Non sarà un complotto, ma Renziviene impallinato sulla giustizia

Eh… niente, in Italia una vera riforma della giustizia si dovrebbe fare come qualche complottista, nel 2012, diceva che il governo Monti avrebbe fatto per consolidare il debito, oppure come il leghista Borghi vagheggiava che si potesse fare per tornare alla lira: decidendo tutto in una seduta notturna, a sorpresa, del parlamento, tra il venerdì e il sabato mattina, per far entrare in vigore le nuove norme senza dar tempo alle categorie colpite di riorganizzarsi e reagire.
E’ bastato far due conti e prendere atto che l’abortino di riforma della magistratura abbozzata dalla Cartabia e già impallinata dal neo-neo-leader dei Cinquestelle Giuseppe Conte aveva raccolto il “niet” dei due Matteo, ed ecco che il più reprobo dei due – cioè Renzi, iper-super-reo per il fatto di concordare con l’uomo dei tombini di ghisa – è stato impallinato come un tordo nientemeno che per finanziamento illecito della politica.
Indagato dalla Procura di Firenze, alias sputtanato, nelle intenzioni degli inquirenti: anche se ormai l’opinione pubblica nazionale è mitridatizzata verso queste forme di pseudogiustizia ad orologeria fatta di annunci che non approdano peraltro quasi mai a nulla. Ma lo sputtanamento e il sospetto restano. Piombo nelle ali di un forse agognato ritorno renziano sulla breccia della politica nazionale.
Il fatto è che in questo Parlamento-fritto-misto un’asse Lega-Italia Viva ha i numeri per mandare a pallino la maggioranza al Senato, come già si misura in questi giorni sulla legge-giocattolo che prende il nome dal proponente Zan.
E del resto Matteo Renzi venne in tempi non sospetti individuato – e decantato! – da Silvio Berlusconi come l’erede alla guida del centrodestra che il Cavaliere avrebbe voluto trovare tra le sue file senza riuscirci. Dunque un’attrazione fatale tra i due Mattei potrebbe dare – un domani nel frangente delle elezioni del Presidente della Repubblica e un dopodomani al rinnovo delle Camere con le prossime elezioni politiche – una nuova maggioranza di centrodestra ma di governo al Paese (e non di goliardate anti-euro o di sfilate nazifasciste alla Casa Pound) cioè capace finalmente di reinsediare al vertice la maggioranza dell’elettorato, tradita ormai nove anni fa dalla sessuomania e dal ridicolo che ha seppellito l’ultimo esecutivo Berlusconi.
E dunque impallinare i due Mattei – secondo l’immortale domanda degli antichi romani: “Cui prodest?”, ovvero “a chi giova?” – fa il gioco di un sinistra che è un gorilla nella nebbia, non trova leader, non trova linea, si gingilla con i diritti civili dimenticando i diritti sociali e insomma sta alla sinistra socialista storica, l’unica degna di questo nome, come una fionda sta alla Grande Berta.
Niente di nuovo.
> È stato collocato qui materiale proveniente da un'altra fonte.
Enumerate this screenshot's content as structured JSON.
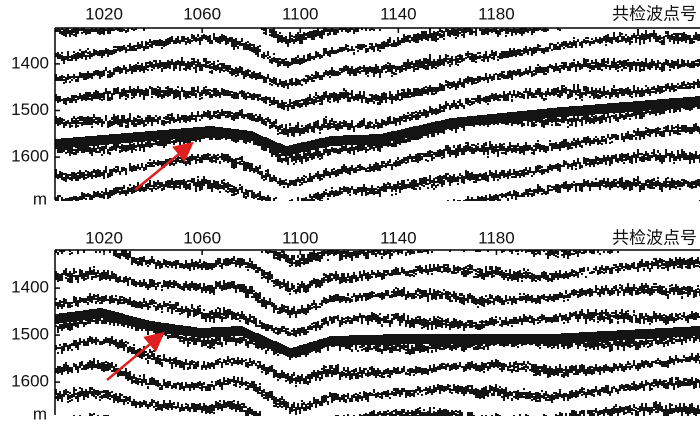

Intanto che aspettiamo che qualche altra Procura se ne esca con un servizio di pari qualità ammannito all’altro Matteo, Salvini, non resta che un’annotazione a margine. Il documentario di Matteo Renzi su Firenze ebbe un’audience abbastanza penosa, l’1,8% pari a circa 350 mila spettatori, su una rete però, Discovery, che fa in media l’8%; mentre il documentario su Pompei degli Angela (oggettivamente il più bel prodotto del suo genere mai visto in tv) su Rai 1 ebbe il 15% ma su una rete che di suo e di media fa il 20… Quindi in fondo non così male, per quanto facesse piuttosto pena.
Certo, Discovery pagò due lire al produttore Lucio Presta (20 mila euro), che ne pagò molte di più (450 mila euro) al conduttore-ideatore. Questo darà la stura al solito processo al sesso degli angeli al quale siamo abituati, che però triterà Renzi con titoli giudiziari su tutti i giornali e tutti i social e gli impedirà di rilasciare una sola intervista politica senza dover rispondere alle domande giudiziarie. Bene, bravi, bis. La politica italiana rimane appesa alle toghe. Si replica tra gli applausi.
P.S.: peraltro, l’Italia è un Paese sfigato. Già, perché è veramente sfiga che il politico di gran lunga – ma proprio di gran lunga – più sveglio e visionario che abbia calcato la scena negli ultimi vent’anni, appunto Renzi, abbia avuto bisogno, a 40 anni, di comprarsi una villa da sogno anziché “accontentarsi” – si fa per dire – di un bell’appartamento comodo di 150 metri quadrati che sarebbe costato un terzo, e che per comprarsi la sua supervilla abbia pensato bene di attivare un filotto di prestiti e prestitucci giusto per indebitarsi con mezzo molto. Ma tant’è.